We survived the first day of school. It was the hardest on Z
though. Our posse went from 4 to 2, just like that. She wandered around the house sayingg "where's Tinn?, where's Robyn?" She cried some and then got over it, she had ME all to herself.
we cuddled on the couch, she told me to go "nigh,nigh" and cover up with the blanket and she gabbered the whole time. I caught about 40% of what she was saying. After lunch she went down for a nap and I had 3 hours to myself, so what did I do? Took a nap! It was a purely decadant day and I was refreshed enough to deal with the post school day energy and snuggles. I am not one of those moms that gets all sad at the thought of not having her children around all day. I loved school and so do my children. Ask me again when they are off to college, I may change my tune then.
Today after walking the kids to school Z and I headed to my happy place to meet up with my sister and her son. We lunched at IKEA and let the wee ones play in the little berry basket (ball pit) near the dining room tables.
We came home and we napped. I think my allergies are kicking my butt, thus I am so very sleepy and sneezy, thank gods for Zoloft or I would be grumpy too!
We pick up the kids in about half an hour so i am going to try and do something constructive. Tomorrow is an at home, in studio day. you would not believe all the events I have coming up, it's great and a little freaky too!
I love walking to pick up my kids.
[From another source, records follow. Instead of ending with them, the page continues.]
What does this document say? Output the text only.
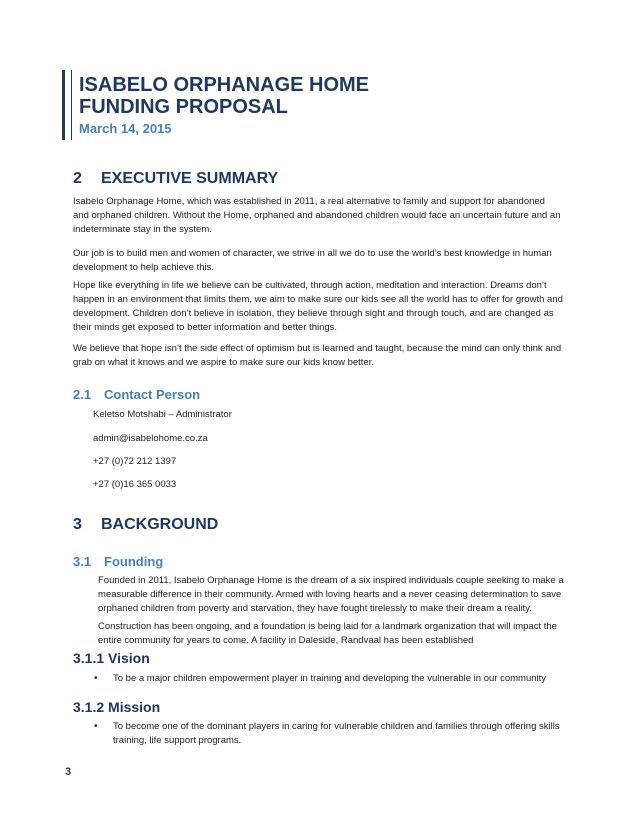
ISABELO ORPHANAGE HOME
FUNDING PROPOSAL
March 14, 2015
2 EXECUTIVE SUMMARY

Isabelo Orphanage Home, which was established in 2011, a real alternative to family and support for abandoned and orphaned children. Without the Home, orphaned and abandoned children would face an uncertain future and an indeterminate stay in the system.

Our job is to build men and women of character, we strive in all we do to use the world’s best knowledge in human development to help achieve this.

Hope like everything in life we believe can be cultivated, through action, meditation and interaction. Dreams don’t happen in an environment that limits them, we aim to make sure our kids see all the world has to offer for growth and development. Children don’t believe in isolation, they believe through sight and through touch, and are changed as their minds get exposed to better information and better things.

We believe that hope isn’t the side effect of optimism but is learned and taught, because the mind can only think and grab on what it knows and we aspire to make sure our kids know better.

2.1 Contact Person

Keletso Motshabi – Administrator

admin@isabelohome.co.za

+27 (0)72 212 1397

+27 (0)16 365 0033

3 BACKGROUND
3.1 Founding

Founded in 2011, Isabelo Orphanage Home is the dream of a six inspired individuals couple seeking to make a measurable difference in their community. Armed with loving hearts and a never ceasing determination to save orphaned children from poverty and starvation, they have fought tirelessly to make their dream a reality.

Construction has been ongoing, and a foundation is being laid for a landmark organization that will impact the entire community for years to come. A facility in Daleside, Randvaal has been established

3.1.1 Vision
• To be a major children empowerment player in training and developing the vulnerable in our community
3.1.2 Mission
• To become one of the dominant players in caring for vulnerable children and families through offering skills training, life support programs.
3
I lived in Lancaster, England for a year during college and on my way from the city back up to the college, I would go past a primary school and I loved how all the mums were waiting outside to pick up their children and bring them home for tea. I wished that I could do something like that when I finally had kids but most cities here in the metro area bus now, so the luxury of walking is rare. We totally lucked out when we found this house 2 years ago. 2 blocks to the school, a few more and we are at the library or grocery store. We can walk to the theatre or art center as well.
I think this feeling is contentment.